JSAI2019

Presentation information

General Session

General Session » [GS] J-9 Natural language processing, information retrieval

[2L3-J-9] Natural language processing, information retrieval: knowledge supply

Wed. Jun 5, 2019 1:20 PM - 3:00 PM Room L (203+204 Small meeting rooms)

Chair:Takeshi Morita Reviewer:Jun Sugiura

1:40 PM - 2:00 PM

[2L3-J-9-02] Monotonicity Dataset Creation on Crowdsourcing

Hitomi Yanaka1,2, 〇Daisuke Bekki2, Koji Mineshima2, Satoshi Sekine1, Kentaro Inui3,1 (1. RIKEN Center for Advanced Intelligence Project, 2. Ochanomizu University, 3. Tohoku University)
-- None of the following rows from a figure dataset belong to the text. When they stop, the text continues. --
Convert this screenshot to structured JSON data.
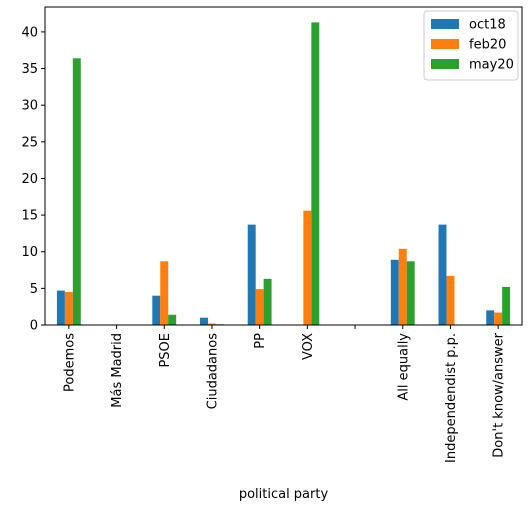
{
  "chart_data": {
    "type": "bar",
    "title": "",
    "xlabel": "political party",
    "ylabel": "",
    "categories": [
      "Podemos",
      "Más Madrid",
      "PSOE",
      "Ciudadanos",
      "PP",
      "VOX",
      "",
      "All equally",
      "Independendist p.p.",
      "Don't know/answer"
    ],
    "series": [
      {
        "name": "oct18",
        "color": "#1f77b4",
        "values": [
          4.7,
          0,
          4.0,
          1.0,
          13.7,
          0,
          0,
          8.9,
          13.7,
          2.0
        ]
      },
      {
        "name": "feb20",
        "color": "#ff7f0e",
        "values": [
          4.5,
          0,
          8.7,
          0.2,
          4.9,
          15.6,
          0,
          10.4,
          6.7,
          1.7
        ]
      },
      {
        "name": "may20",
        "color": "#2ca02c",
        "values": [
          36.4,
          0,
          1.4,
          0.1,
          6.3,
          41.3,
          0,
          8.7,
          0,
          5.2
        ]
      }
    ],
    "yticks": [
      "0",
      "5",
      "10",
      "15",
      "20",
      "25",
      "30",
      "35",
      "40"
    ],
    "ylim": [
      0,
      43.4
    ],
    "grid": false,
    "legend_position": "top-right"
  }
}
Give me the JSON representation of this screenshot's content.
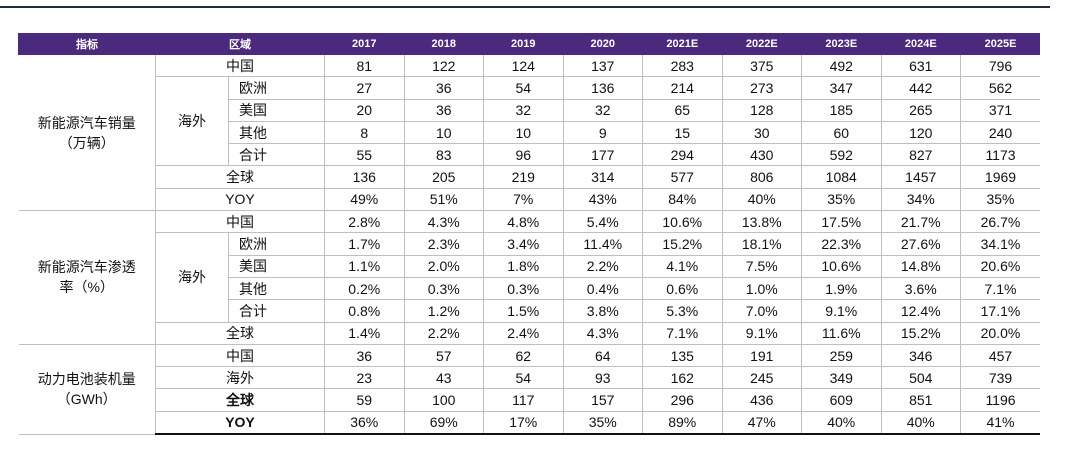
{
  "table": {
    "header": [
      "指标",
      "区域",
      "2017",
      "2018",
      "2019",
      "2020",
      "2021E",
      "2022E",
      "2023E",
      "2024E",
      "2025E"
    ],
    "sections": [
      {
        "label": [
          "新能源汽车销量",
          "（万辆）"
        ],
        "rows": [
          {
            "region": "中国",
            "values": [
              "81",
              "122",
              "124",
              "137",
              "283",
              "375",
              "492",
              "631",
              "796"
            ]
          },
          {
            "group": "海外",
            "rows": [
              {
                "region": "欧洲",
                "values": [
                  "27",
                  "36",
                  "54",
                  "136",
                  "214",
                  "273",
                  "347",
                  "442",
                  "562"
                ]
              },
              {
                "region": "美国",
                "values": [
                  "20",
                  "36",
                  "32",
                  "32",
                  "65",
                  "128",
                  "185",
                  "265",
                  "371"
                ]
              },
              {
                "region": "其他",
                "values": [
                  "8",
                  "10",
                  "10",
                  "9",
                  "15",
                  "30",
                  "60",
                  "120",
                  "240"
                ]
              },
              {
                "region": "合计",
                "values": [
                  "55",
                  "83",
                  "96",
                  "177",
                  "294",
                  "430",
                  "592",
                  "827",
                  "1173"
                ]
              }
            ]
          },
          {
            "region": "全球",
            "values": [
              "136",
              "205",
              "219",
              "314",
              "577",
              "806",
              "1084",
              "1457",
              "1969"
            ]
          },
          {
            "region": "YOY",
            "values": [
              "49%",
              "51%",
              "7%",
              "43%",
              "84%",
              "40%",
              "35%",
              "34%",
              "35%"
            ]
          }
        ]
      },
      {
        "label": [
          "新能源汽车渗透",
          "率（%）"
        ],
        "rows": [
          {
            "region": "中国",
            "values": [
              "2.8%",
              "4.3%",
              "4.8%",
              "5.4%",
              "10.6%",
              "13.8%",
              "17.5%",
              "21.7%",
              "26.7%"
            ]
          },
          {
            "group": "海外",
            "rows": [
              {
                "region": "欧洲",
                "values": [
                  "1.7%",
                  "2.3%",
                  "3.4%",
                  "11.4%",
                  "15.2%",
                  "18.1%",
                  "22.3%",
                  "27.6%",
                  "34.1%"
                ]
              },
              {
                "region": "美国",
                "values": [
                  "1.1%",
                  "2.0%",
                  "1.8%",
                  "2.2%",
                  "4.1%",
                  "7.5%",
                  "10.6%",
                  "14.8%",
                  "20.6%"
                ]
              },
              {
                "region": "其他",
                "values": [
                  "0.2%",
                  "0.3%",
                  "0.3%",
                  "0.4%",
                  "0.6%",
                  "1.0%",
                  "1.9%",
                  "3.6%",
                  "7.1%"
                ]
              },
              {
                "region": "合计",
                "values": [
                  "0.8%",
                  "1.2%",
                  "1.5%",
                  "3.8%",
                  "5.3%",
                  "7.0%",
                  "9.1%",
                  "12.4%",
                  "17.1%"
                ]
              }
            ]
          },
          {
            "region": "全球",
            "values": [
              "1.4%",
              "2.2%",
              "2.4%",
              "4.3%",
              "7.1%",
              "9.1%",
              "11.6%",
              "15.2%",
              "20.0%"
            ]
          }
        ]
      },
      {
        "label": [
          "动力电池装机量",
          "（GWh）"
        ],
        "rows": [
          {
            "region": "中国",
            "values": [
              "36",
              "57",
              "62",
              "64",
              "135",
              "191",
              "259",
              "346",
              "457"
            ]
          },
          {
            "region": "海外",
            "values": [
              "23",
              "43",
              "54",
              "93",
              "162",
              "245",
              "349",
              "504",
              "739"
            ]
          },
          {
            "region": "全球",
            "bold": true,
            "values": [
              "59",
              "100",
              "117",
              "157",
              "296",
              "436",
              "609",
              "851",
              "1196"
            ]
          },
          {
            "region": "YOY",
            "bold": true,
            "values": [
              "36%",
              "69%",
              "17%",
              "35%",
              "89%",
              "47%",
              "40%",
              "40%",
              "41%"
            ]
          }
        ]
      }
    ]
  }
}
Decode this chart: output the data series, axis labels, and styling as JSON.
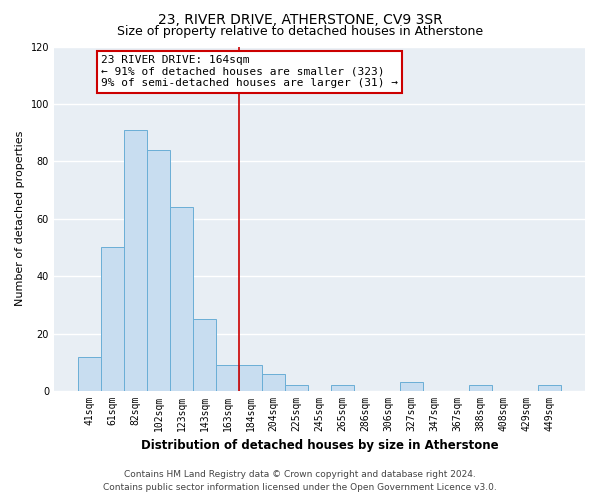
{
  "title": "23, RIVER DRIVE, ATHERSTONE, CV9 3SR",
  "subtitle": "Size of property relative to detached houses in Atherstone",
  "xlabel": "Distribution of detached houses by size in Atherstone",
  "ylabel": "Number of detached properties",
  "bar_labels": [
    "41sqm",
    "61sqm",
    "82sqm",
    "102sqm",
    "123sqm",
    "143sqm",
    "163sqm",
    "184sqm",
    "204sqm",
    "225sqm",
    "245sqm",
    "265sqm",
    "286sqm",
    "306sqm",
    "327sqm",
    "347sqm",
    "367sqm",
    "388sqm",
    "408sqm",
    "429sqm",
    "449sqm"
  ],
  "bar_values": [
    12,
    50,
    91,
    84,
    64,
    25,
    9,
    9,
    6,
    2,
    0,
    2,
    0,
    0,
    3,
    0,
    0,
    2,
    0,
    0,
    2
  ],
  "bar_color": "#c8ddf0",
  "bar_edge_color": "#6aaed6",
  "vline_x_idx": 6,
  "vline_color": "#cc0000",
  "ylim": [
    0,
    120
  ],
  "yticks": [
    0,
    20,
    40,
    60,
    80,
    100,
    120
  ],
  "annotation_line1": "23 RIVER DRIVE: 164sqm",
  "annotation_line2": "← 91% of detached houses are smaller (323)",
  "annotation_line3": "9% of semi-detached houses are larger (31) →",
  "annotation_box_color": "#ffffff",
  "annotation_box_edge_color": "#cc0000",
  "footer_line1": "Contains HM Land Registry data © Crown copyright and database right 2024.",
  "footer_line2": "Contains public sector information licensed under the Open Government Licence v3.0.",
  "fig_background_color": "#ffffff",
  "plot_background_color": "#e8eef4",
  "grid_color": "#ffffff",
  "title_fontsize": 10,
  "subtitle_fontsize": 9,
  "axis_label_fontsize": 8.5,
  "ylabel_fontsize": 8,
  "tick_fontsize": 7,
  "annotation_fontsize": 8,
  "footer_fontsize": 6.5
}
Keywords:Natural Language Understanding, Reasoning Textual Entailment, Dataset Creation, Crowdsourcing

Large crowdsourced datasets are widely used for training and evaluating neural models on recognizing textual entailment (RTE). However, it is still unclear whether neural models can capture logical inferences, including monotonicity reasoning, for which no large naturalistic dataset has yet been developed. To investigate this issue, we introduce a method of creating a dataset for monotonicity reasoning by crowdsourcing and report the result of the first run. The error analysis indicates that workers tend to provide different answers from what logical entailment defines, for some downward monotonicity reasonings involving pragmatic reasoning.